Elective versus non-elective caesarean sections: A multinomial regression analysis of predictors and foetal outcome in a Tertiary Health Facility in Southwestern Nigeria
DOI:
https://doi.org/10.38029/babcockuniv.med.j..v8i1.604Keywords:
Caesarean section, Determinants, Elective, Emergency, PredictorsAbstract
Objective: This study assessed the demographic and obstetric predictors of elective and non-elective caesarean section and the fetal outcomes at Babcock University Teaching Hospital (BUTH).
Methods: A cross-sectional study of 447 pregnant women who delivered between August 2020 and February 2022 at BUTH. Statistical analysis was done using IBM-SPSS version 23.0. Multinomial logistic regression analysis was used to identify specific predictors of both elective and non-elective caesarean sections.
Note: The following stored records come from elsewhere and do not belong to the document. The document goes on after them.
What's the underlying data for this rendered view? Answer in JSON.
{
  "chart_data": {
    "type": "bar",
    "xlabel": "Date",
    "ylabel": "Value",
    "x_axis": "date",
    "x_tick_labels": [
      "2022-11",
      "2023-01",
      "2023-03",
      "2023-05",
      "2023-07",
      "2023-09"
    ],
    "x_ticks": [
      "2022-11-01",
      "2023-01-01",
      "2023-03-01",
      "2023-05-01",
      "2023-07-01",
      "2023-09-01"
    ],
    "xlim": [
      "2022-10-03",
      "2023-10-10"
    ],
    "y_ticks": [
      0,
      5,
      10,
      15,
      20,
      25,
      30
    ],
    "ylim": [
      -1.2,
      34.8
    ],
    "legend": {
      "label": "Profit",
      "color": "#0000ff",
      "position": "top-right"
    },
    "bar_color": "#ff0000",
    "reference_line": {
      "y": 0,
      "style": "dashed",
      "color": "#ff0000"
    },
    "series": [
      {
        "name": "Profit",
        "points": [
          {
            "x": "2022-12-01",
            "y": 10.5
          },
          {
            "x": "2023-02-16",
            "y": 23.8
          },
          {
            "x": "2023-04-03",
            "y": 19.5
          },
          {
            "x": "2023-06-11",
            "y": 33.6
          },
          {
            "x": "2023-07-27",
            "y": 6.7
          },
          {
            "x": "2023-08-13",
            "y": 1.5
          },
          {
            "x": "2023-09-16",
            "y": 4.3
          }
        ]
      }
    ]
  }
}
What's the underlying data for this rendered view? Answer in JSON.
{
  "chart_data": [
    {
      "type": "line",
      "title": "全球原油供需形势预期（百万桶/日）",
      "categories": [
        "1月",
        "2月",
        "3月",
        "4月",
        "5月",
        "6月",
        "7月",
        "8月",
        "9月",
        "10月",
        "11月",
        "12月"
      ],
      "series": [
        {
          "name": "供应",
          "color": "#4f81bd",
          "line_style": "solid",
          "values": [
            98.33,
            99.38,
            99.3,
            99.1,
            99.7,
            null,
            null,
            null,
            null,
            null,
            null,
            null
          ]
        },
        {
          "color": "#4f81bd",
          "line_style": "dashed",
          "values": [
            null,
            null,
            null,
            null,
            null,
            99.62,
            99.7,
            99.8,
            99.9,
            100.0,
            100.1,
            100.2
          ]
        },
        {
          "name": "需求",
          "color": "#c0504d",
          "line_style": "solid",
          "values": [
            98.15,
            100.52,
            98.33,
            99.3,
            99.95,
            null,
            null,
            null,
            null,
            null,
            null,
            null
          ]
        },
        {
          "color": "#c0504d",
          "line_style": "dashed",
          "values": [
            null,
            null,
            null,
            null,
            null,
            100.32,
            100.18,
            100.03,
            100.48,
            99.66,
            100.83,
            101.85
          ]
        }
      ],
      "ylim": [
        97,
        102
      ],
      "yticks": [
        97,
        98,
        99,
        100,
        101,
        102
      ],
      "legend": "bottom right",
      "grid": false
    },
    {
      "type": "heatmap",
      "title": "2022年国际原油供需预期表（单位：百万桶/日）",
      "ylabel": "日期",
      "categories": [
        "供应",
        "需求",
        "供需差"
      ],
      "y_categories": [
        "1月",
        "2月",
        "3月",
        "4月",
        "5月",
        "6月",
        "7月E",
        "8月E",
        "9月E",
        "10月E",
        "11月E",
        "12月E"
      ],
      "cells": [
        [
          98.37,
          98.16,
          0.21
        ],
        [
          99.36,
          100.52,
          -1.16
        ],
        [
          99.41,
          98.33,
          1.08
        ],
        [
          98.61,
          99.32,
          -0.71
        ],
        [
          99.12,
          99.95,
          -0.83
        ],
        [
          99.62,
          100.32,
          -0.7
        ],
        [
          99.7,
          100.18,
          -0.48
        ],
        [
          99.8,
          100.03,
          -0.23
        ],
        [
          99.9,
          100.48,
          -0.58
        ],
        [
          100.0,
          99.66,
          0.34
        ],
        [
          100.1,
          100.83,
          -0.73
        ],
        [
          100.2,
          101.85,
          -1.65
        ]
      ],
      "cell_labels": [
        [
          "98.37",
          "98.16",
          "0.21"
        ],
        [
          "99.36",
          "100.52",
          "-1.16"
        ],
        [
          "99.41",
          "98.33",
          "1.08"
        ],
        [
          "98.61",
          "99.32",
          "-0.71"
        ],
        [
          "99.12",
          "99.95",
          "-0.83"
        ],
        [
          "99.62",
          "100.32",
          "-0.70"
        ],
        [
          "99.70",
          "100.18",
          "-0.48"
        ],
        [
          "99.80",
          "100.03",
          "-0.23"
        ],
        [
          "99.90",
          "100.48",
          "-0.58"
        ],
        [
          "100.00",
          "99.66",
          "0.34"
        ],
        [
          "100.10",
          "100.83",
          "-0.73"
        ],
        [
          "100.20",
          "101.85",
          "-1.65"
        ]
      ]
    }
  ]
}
Results: We found that being aged 30 years and older (AOR 2.5 CI 1.3-5.0; p: 0.007), having low birth order [(order 1, AOR 3.4 CI 1.4-8.3; p: 0.008), (order 2, AOR 2.5 CI 1.1-5.8; p: 0.027)], history of CS (AOR 200.8 CI 56.3-716.9; p: <0.001) and non-cephalic foetal presentation (AOR 61.9 CI 7.2-529.7; p: <0.001) predicted elective CS delivery while low birth order (order 1, AOR 3.6 CI 1.8-7.1; p: <0.001), gestational age between 37 and 40 weeks (AOR 3.7 CI 1.6-8.4; p: 0.002) and history of CS (AOR 22.3 CI 6.0-82.1; p: <0.001) predicted non-elective CS. Foetal morbidities such as birth asphyxia, prematurity and low birth weight were significantly higher in women who had non-elective CS.
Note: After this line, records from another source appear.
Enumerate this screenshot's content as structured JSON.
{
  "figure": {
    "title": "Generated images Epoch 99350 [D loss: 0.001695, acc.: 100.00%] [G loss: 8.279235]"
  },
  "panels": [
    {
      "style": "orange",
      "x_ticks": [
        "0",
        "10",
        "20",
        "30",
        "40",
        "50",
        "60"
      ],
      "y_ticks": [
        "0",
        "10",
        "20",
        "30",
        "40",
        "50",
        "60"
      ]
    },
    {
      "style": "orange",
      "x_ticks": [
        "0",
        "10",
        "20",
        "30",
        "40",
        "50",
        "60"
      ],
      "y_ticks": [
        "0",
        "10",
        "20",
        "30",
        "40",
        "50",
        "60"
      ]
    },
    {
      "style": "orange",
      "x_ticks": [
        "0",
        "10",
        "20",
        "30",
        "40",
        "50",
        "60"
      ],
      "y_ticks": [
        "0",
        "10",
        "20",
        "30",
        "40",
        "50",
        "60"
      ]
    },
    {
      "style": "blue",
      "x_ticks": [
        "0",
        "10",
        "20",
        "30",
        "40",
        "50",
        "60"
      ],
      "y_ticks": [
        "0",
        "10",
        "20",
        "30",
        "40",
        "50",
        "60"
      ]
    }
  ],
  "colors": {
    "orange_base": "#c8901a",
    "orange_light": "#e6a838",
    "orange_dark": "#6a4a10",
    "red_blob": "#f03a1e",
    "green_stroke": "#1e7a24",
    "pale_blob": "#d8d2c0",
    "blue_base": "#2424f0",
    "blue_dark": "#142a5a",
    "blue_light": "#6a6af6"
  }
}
Conclusion: This study has demonstrated that advanced maternal age, low birth order, history of CS and non-cephalic presentation predicted elective CS, while low birth order, history of CS and gestational age 37-40 weeks predicted non-elective CS. Advocacy for early commencement of family planning and having well-justified indications for the first CS may be useful strategies for optimizing caesarean delivery at the facility level in Nigeria.